Quante biciclette ci sono in giro per la città? Ma soprattutto, quanto sono aumentate quelle in circolazione rispetto ad un precedente periodo? La risposta ad una simile domanda dovrebbe essere maggiormente considerata da chi si occupa di trasporti, particolarmente in questo momento storico. La percezione di chi frequenta forum e pagine social legati al ciclismo urbano è spesso distorta dal continuo scrivere e riportare informazioni che sostengono le idee degli utenti stessi, un perfetto esempio di quelli che in psicologia vengono chiamati bias cognitivi. Il risultato è un errore di valutazione del fenomeno osservato (soprattutto se a fare da filtro c’è un social network) che può indurre a trarre conclusioni e prendere decisioni anche controproducenti in rapporto alla realtà dei fatti. 

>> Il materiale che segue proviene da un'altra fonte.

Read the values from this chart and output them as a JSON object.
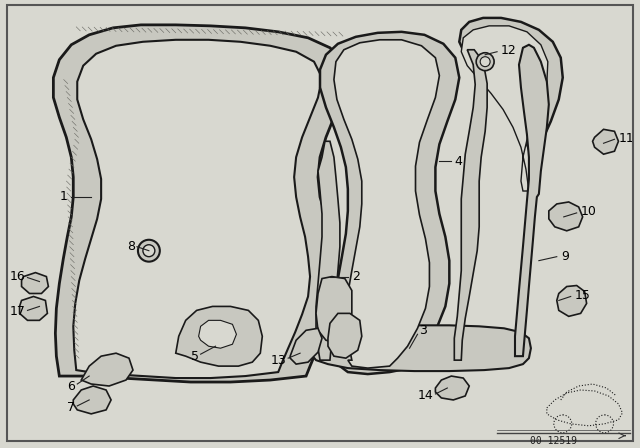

Wikipedia definisce i bias cognitivi come: “giudizi (o pregiudizi) che non corrispondono necessariamente alla realtà, sviluppati sulla base dell’interpretazione delle informazioni in possesso e che portano ad un errore di valutazione”_Image via gianfrancomarini.blogspot.com

I contatori di biciclette

Postare contenuti relativi a quanto inquinano le auto e a quanti vantaggi ci sarebbero se invece si usasse la bici non è sempre utile in un luogo dove tutti sono d’accordo con tale affermazione. Per eludere bias di questo genere bisogna perciò concentrarsi su come raggiungere l’obiettivo, piuttosto che sul continuare ad insistere sul perché vada raggiunto. Un primo passo in tal senso è cominciare a raccogliere dati, nel caso del ciclismo urbano riguardanti la circolazione reale delle biciclette. A Philadelphia stanno installando contatori di biciclette specifici lungo alcune piste ciclabili, dispositivi elettronici che rilevano il numero di ciclisti che passano in una data area durante un determinato periodo di tempo. La raccolta dei dati aiuterà a monitorare tendenze stagionali e orarie, in particolare sui tracciati ad alto utilizzo.

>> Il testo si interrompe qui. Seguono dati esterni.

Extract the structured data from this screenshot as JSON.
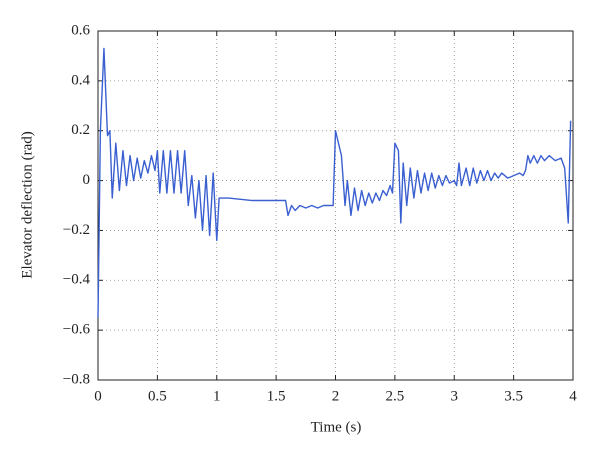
{
  "chart_data": {
    "type": "line",
    "xlabel": "Time (s)",
    "ylabel": "Elevator deflection (rad)",
    "xlim": [
      0,
      4
    ],
    "ylim": [
      -0.8,
      0.6
    ],
    "xticks": [
      0,
      0.5,
      1,
      1.5,
      2,
      2.5,
      3,
      3.5,
      4
    ],
    "yticks": [
      {
        "value": -0.8,
        "label": "−0.8"
      },
      {
        "value": -0.6,
        "label": "−0.6"
      },
      {
        "value": -0.4,
        "label": "−0.4"
      },
      {
        "value": -0.2,
        "label": "−0.2"
      },
      0,
      0.2,
      0.4,
      0.6
    ],
    "grid": true,
    "series": [
      {
        "color": "#3a5fd0",
        "x": [
          0,
          0.02,
          0.05,
          0.08,
          0.1,
          0.12,
          0.15,
          0.18,
          0.21,
          0.24,
          0.27,
          0.3,
          0.33,
          0.36,
          0.39,
          0.42,
          0.45,
          0.48,
          0.5,
          0.52,
          0.55,
          0.58,
          0.61,
          0.64,
          0.67,
          0.7,
          0.73,
          0.76,
          0.79,
          0.82,
          0.85,
          0.88,
          0.91,
          0.94,
          0.97,
          1.0,
          1.02,
          1.1,
          1.3,
          1.5,
          1.58,
          1.6,
          1.63,
          1.66,
          1.7,
          1.75,
          1.8,
          1.85,
          1.9,
          1.98,
          2.0,
          2.05,
          2.08,
          2.1,
          2.13,
          2.16,
          2.19,
          2.22,
          2.25,
          2.28,
          2.31,
          2.34,
          2.37,
          2.4,
          2.43,
          2.46,
          2.48,
          2.5,
          2.53,
          2.55,
          2.57,
          2.6,
          2.63,
          2.66,
          2.69,
          2.72,
          2.75,
          2.78,
          2.81,
          2.84,
          2.87,
          2.9,
          2.93,
          2.96,
          3.0,
          3.02,
          3.04,
          3.06,
          3.1,
          3.13,
          3.16,
          3.19,
          3.22,
          3.25,
          3.28,
          3.31,
          3.34,
          3.37,
          3.4,
          3.45,
          3.5,
          3.55,
          3.58,
          3.6,
          3.62,
          3.64,
          3.67,
          3.7,
          3.73,
          3.76,
          3.8,
          3.85,
          3.9,
          3.93,
          3.96,
          3.98
        ],
        "values": [
          -0.55,
          0.2,
          0.53,
          0.18,
          0.2,
          -0.07,
          0.15,
          -0.04,
          0.12,
          -0.02,
          0.1,
          0.0,
          0.09,
          0.01,
          0.08,
          0.03,
          0.1,
          0.04,
          0.12,
          -0.05,
          0.12,
          -0.05,
          0.12,
          -0.05,
          0.12,
          -0.05,
          0.12,
          -0.1,
          0.02,
          -0.15,
          0.0,
          -0.2,
          0.02,
          -0.22,
          0.03,
          -0.24,
          -0.07,
          -0.07,
          -0.08,
          -0.08,
          -0.08,
          -0.14,
          -0.1,
          -0.12,
          -0.1,
          -0.11,
          -0.1,
          -0.11,
          -0.1,
          -0.1,
          0.2,
          0.1,
          -0.1,
          0.0,
          -0.14,
          -0.03,
          -0.12,
          -0.04,
          -0.1,
          -0.05,
          -0.09,
          -0.05,
          -0.08,
          -0.04,
          -0.06,
          -0.02,
          -0.05,
          0.15,
          0.12,
          -0.17,
          0.07,
          -0.1,
          0.05,
          -0.07,
          0.04,
          -0.05,
          0.03,
          -0.04,
          0.03,
          -0.03,
          0.02,
          -0.02,
          0.02,
          -0.01,
          0.0,
          -0.02,
          0.07,
          -0.02,
          0.05,
          -0.02,
          0.05,
          -0.01,
          0.04,
          0.0,
          0.04,
          0.0,
          0.03,
          0.01,
          0.03,
          0.01,
          0.02,
          0.03,
          0.02,
          0.04,
          0.1,
          0.07,
          0.1,
          0.07,
          0.1,
          0.08,
          0.1,
          0.08,
          0.09,
          0.05,
          -0.17,
          0.24
        ]
      }
    ]
  }
}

Un esempio di contatore di biciclette_ via road.cc

Dati davvero utili 

Con simili conteggi a portata di mano, potenzialmente 24 ore al giorno, 365 giorni all’anno, si potranno prendere decisioni importanti e fare scelte in base a dati reali. A seconda del posizionamento e dell’utilizzo dei contatori di biciclette, le infrastrutture per il ciclismo potranno essere studiate seguendo criteri diversi dal solito e permetterebbero di capire meglio il tasso di avvicinamento alla famosa massa critica con tutte le conseguenze anche politiche che comporterebbe. Dispositivi di questo tipo sono già in funzione in diverse città, americane ed europee: speriamo di vederne installati sempre di più perché in questo periodo sarebbero davvero molto utili.